Cumulatively, Aaron and I probably spent as much time in that tiny little room as we did in any other room, in either of our houses. The combination of noise, distance, and I imagine teenage boy smell, kept all but the most hearty at a safe distance. 

We once played a game of Monopoly in there, that lasted for two weeks. We ran out of money, and had to rob other board games. When Christmas vacation was over, the game was declared and draw, and we reluctantly put it away. That was the richest I've ever been in my life.


The Drum Room was too small to sleep in comfortably, although we tried once...this was during our neo-hippie phase, and we thought it would be cool to burn some incense. Two full packs. At the same time. With the door closed. 

If you've ever wondered if incense can get you high, I can tell you this: it can get you pretty close.
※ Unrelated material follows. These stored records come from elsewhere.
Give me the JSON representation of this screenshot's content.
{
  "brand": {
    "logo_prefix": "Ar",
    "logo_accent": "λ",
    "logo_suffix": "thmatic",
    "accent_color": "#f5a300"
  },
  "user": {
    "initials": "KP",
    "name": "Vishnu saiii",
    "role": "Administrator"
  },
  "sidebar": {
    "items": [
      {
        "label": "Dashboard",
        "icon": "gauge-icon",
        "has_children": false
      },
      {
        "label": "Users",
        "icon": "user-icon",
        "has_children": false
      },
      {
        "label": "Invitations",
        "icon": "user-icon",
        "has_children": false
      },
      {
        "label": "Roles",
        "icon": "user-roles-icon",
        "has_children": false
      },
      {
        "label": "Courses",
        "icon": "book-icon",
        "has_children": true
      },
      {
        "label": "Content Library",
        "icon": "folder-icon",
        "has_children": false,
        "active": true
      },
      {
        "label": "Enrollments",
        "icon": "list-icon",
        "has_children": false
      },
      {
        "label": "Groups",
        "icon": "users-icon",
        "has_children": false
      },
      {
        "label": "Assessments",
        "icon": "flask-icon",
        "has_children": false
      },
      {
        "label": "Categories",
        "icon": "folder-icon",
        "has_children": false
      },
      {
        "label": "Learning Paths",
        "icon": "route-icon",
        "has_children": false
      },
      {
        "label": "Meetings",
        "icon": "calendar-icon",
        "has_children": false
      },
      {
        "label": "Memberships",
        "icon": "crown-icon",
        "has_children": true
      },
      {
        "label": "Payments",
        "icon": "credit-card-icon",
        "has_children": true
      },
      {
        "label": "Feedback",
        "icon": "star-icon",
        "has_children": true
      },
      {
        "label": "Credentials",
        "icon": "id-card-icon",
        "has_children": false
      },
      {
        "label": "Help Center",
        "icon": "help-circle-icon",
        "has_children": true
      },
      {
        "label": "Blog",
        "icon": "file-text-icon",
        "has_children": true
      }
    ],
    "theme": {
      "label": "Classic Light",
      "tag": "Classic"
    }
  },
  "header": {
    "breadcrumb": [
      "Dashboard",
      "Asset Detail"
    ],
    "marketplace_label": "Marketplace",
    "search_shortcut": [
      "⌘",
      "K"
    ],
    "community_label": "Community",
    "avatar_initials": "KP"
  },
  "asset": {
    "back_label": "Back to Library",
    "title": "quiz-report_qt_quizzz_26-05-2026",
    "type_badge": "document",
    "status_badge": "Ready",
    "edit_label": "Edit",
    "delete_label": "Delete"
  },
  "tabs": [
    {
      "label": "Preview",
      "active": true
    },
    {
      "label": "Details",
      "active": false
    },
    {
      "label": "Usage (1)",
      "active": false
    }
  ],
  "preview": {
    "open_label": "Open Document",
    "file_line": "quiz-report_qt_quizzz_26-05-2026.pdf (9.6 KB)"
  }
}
That cured us of our neo-hippie phase. 

And on the walls, we recorded hung the souvenirs of our life's adventures. A broken paddle, from the canoe trip down the Snake River. A Budweiser mirror that Aaron won at Lagoon. A picture of the Coors Light Silver Bullet airplane (that's a lot of beer, for two non-drinking teenage boys). Pictures of bikes and sports cars. Comics from Mad Magazine. Our sixth grade class picture. Bands we idolized. Pictures we drew. A samurai sword in one corner of the room.  An electric guitar, that no one knew how to play, in the other. Ill gotten booty -- a giant pink pin that was swiped from the front desk of the Skyline High School office, and lights expertly obtained from certain rides at Lagoon -- back when they kept lights within reach on the attractions. Blue fuzzy dice hung from the ceiling. It was sensory overload. 

Some nights we'd just lay in The Drum Room, on the floor, with the music on, a stare at years of memories plastered on the walls, and talk about the past and the future. We'd talk about girls. We'd talk about school. We'd talk about girls...

Like so many other things from our time in Sandy, The Drum Room faded into the dreamlike past, and we moved on. Almost imperceptibly the pictures began to come down. The stories ceased to be told. No more loud music. No more dancing. No more dim lights. No more incense. The room isn't even part of that house anymore. And it shouldn't be; each generation -- each child -- needs to find a special place, and make it their own. 

The Drum Room held our stories, and no one else's. And they live on in the time capsule of memories of Aaron and I, and the few we let in to the Sanctum Sanctorum.